Microsoft.Owin.CookieOptions lacks the Partitioned flag needed to support CHIPS: https://developers.google.com/privacy-sandbox/blog/cookie-countdown-2023oct

blowdart commented 2 months ago

This project is not in active development.

We make only critical security and compatibility fixes here.

All feature development has moved to ASP.NET Core which already has an issue for this - https://github.com/dotnet/aspnetcore/issues/53224

jeffshirley commented 2 months ago

I’d argue that this qualifies as a critical compatibility issue.

explunit commented 2 months ago

For anybody else who finds this issue later...

It's not as simple as a middleware that intercepts outgoing headers and adds ; Partitioned to certain Set-Cookie statements. That's only half the solution.

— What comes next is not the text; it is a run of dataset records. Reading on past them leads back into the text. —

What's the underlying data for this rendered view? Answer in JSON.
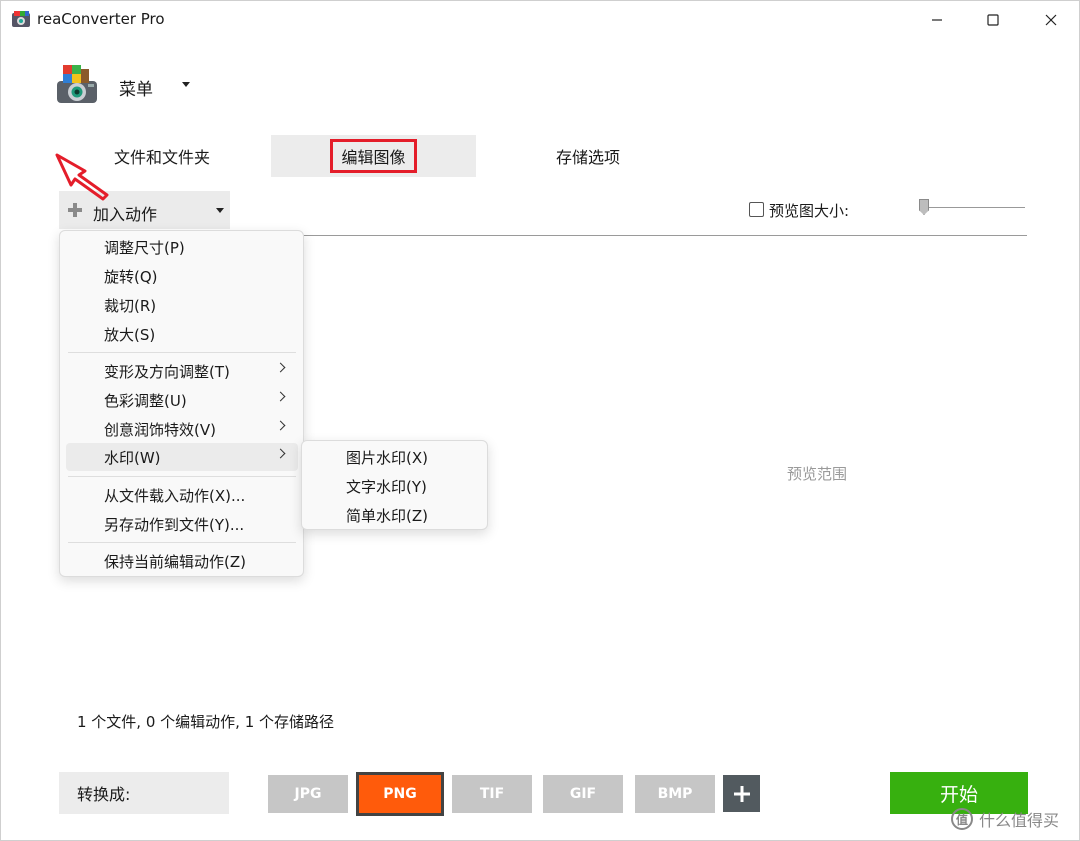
{
  "window": {
    "title": "reaConverter Pro",
    "icons": {
      "app": "reaconverter-app-icon",
      "minimize": "minimize-icon",
      "maximize": "maximize-icon",
      "close": "close-icon"
    }
  },
  "app_menu": {
    "label": "菜单",
    "icon": "reaconverter-logo-icon"
  },
  "tabs": [
    {
      "label": "文件和文件夹",
      "selected": false
    },
    {
      "label": "编辑图像",
      "selected": true
    },
    {
      "label": "存储选项",
      "selected": false
    }
  ],
  "toolbar": {
    "add_action_label": "加入动作",
    "preview_size_label": "预览图大小:",
    "preview_size_checked": false
  },
  "add_action_menu": {
    "items": [
      {
        "label": "调整尺寸(P)"
      },
      {
        "label": "旋转(Q)"
      },
      {
        "label": "裁切(R)"
      },
      {
        "label": "放大(S)"
      },
      {
        "label": "变形及方向调整(T)"
      },
      {
        "label": "色彩调整(U)"
      },
      {
        "label": "创意润饰特效(V)"
      },
      {
        "label": "水印(W)"
      },
      {
        "label": "从文件载入动作(X)..."
      },
      {
        "label": "另存动作到文件(Y)..."
      },
      {
        "label": "保持当前编辑动作(Z)"
      }
    ],
    "submenu_watermark": [
      {
        "label": "图片水印(X)"
      },
      {
        "label": "文字水印(Y)"
      },
      {
        "label": "简单水印(Z)"
      }
    ]
  },
  "preview_area": {
    "placeholder": "预览范围"
  },
  "status": {
    "text": "1 个文件, 0 个编辑动作, 1 个存储路径"
  },
  "bottom": {
    "convert_to_label": "转换成:",
    "formats": [
      {
        "label": "JPG",
        "selected": false
      },
      {
        "label": "PNG",
        "selected": true
      },
      {
        "label": "TIF",
        "selected": false
      },
      {
        "label": "GIF",
        "selected": false
      },
      {
        "label": "BMP",
        "selected": false
      }
    ],
    "add_format_icon": "plus-icon",
    "start_label": "开始"
  },
  "watermark": {
    "text": "什么值得买",
    "icon_text": "值"
  },
  "colors": {
    "accent_green": "#37b00f",
    "selected_format": "#ff5b0b",
    "highlight_red": "#e41d2a",
    "format_gray": "#c6c6c6"
  }
}
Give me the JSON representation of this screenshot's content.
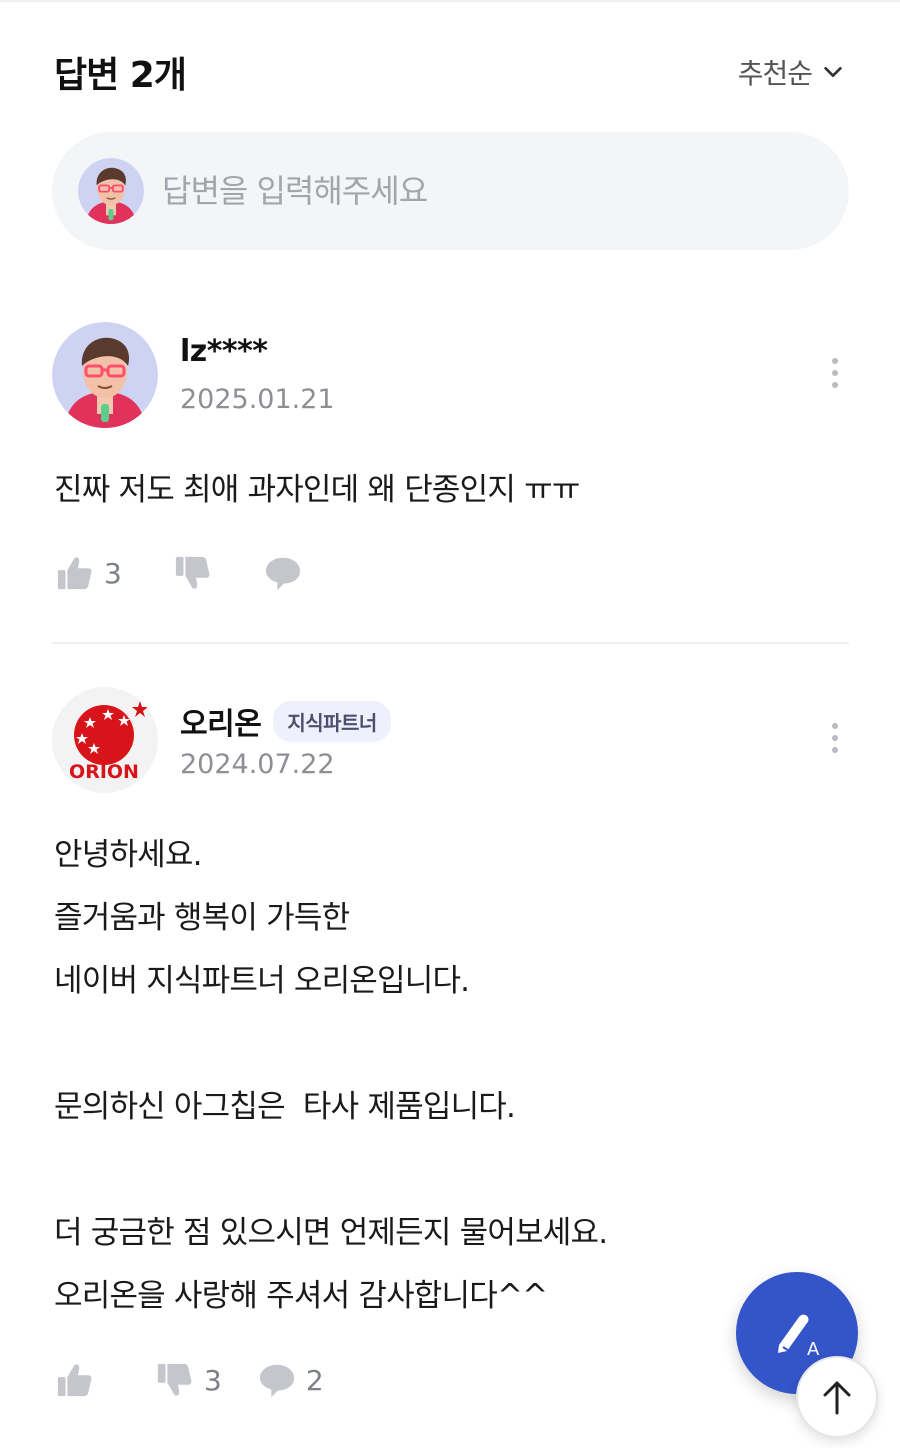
{
  "header": {
    "title": "답변 2개",
    "sort_label": "추천순"
  },
  "answer_input": {
    "placeholder": "답변을 입력해주세요"
  },
  "answers": [
    {
      "author": "lz****",
      "date": "2025.01.21",
      "body": [
        "진짜 저도 최애 과자인데 왜 단종인지 ㅠㅠ"
      ],
      "likes": "3",
      "dislikes": "",
      "comments": ""
    },
    {
      "author": "오리온",
      "badge": "지식파트너",
      "avatar_logo_text": "ORION",
      "date": "2024.07.22",
      "body": [
        "안녕하세요.",
        "즐거움과 행복이 가득한",
        "네이버 지식파트너 오리온입니다.",
        "",
        "문의하신 아그칩은  타사 제품입니다.",
        "",
        "더 궁금한 점 있으시면 언제든지 물어보세요.",
        "오리온을 사랑해 주셔서 감사합니다^^"
      ],
      "likes": "",
      "dislikes": "3",
      "comments": "2"
    }
  ],
  "icons": {
    "sort": "chevron-down-icon",
    "like": "thumbs-up-icon",
    "dislike": "thumbs-down-icon",
    "comment": "speech-bubble-icon",
    "more": "more-vertical-icon",
    "write": "pen-write-icon",
    "scroll_top": "arrow-up-icon"
  },
  "colors": {
    "primary_fab": "#3454c9",
    "icon_gray": "#c4c6cb",
    "badge_bg": "#eef0fb",
    "orion_red": "#d8141b"
  }
}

Regular cookie expiry from OWIN (e.g. owinContext.Response.Cookies.Delete( cookieName ) does not use Secure, SameSite, etc. even if the original cookie was created with it, for example:

Let's say the original cookie was created like this: Set-Cookie: MyCookieName=somevalue; path=/foo; HttpOnly; Secure; SameSite=None

The call to owinContext.Response.Cookies.Delete( cookieName ) will generate a response header like this: Set-Cookie: MyCookieName=; path=/foo; expires=Thu, 01-Jan-1970 00:00:00 GMT

This apparently works fine for clearing non-partitioned cookies, but not for partitioned ones. For those we have to do more like: Set-Cookie: MyCookieName=; path=/foo; expires=Thu, 01-Jan-1970 00:00:00 GMT; Secure; SameSite=None; Partitioned

But of course we have no way of knowing from the server side which variant the browser has in storage, so we have to send both kinds of Set-Cookie for the same cookie name. And since "session" cookies live forever these days, we have to assume the old ones are hanging around out there.

Also, I agree with @jeffshirley -- when a browser with the majority of the web traffic switches their standard, it's a critical compatibility issue.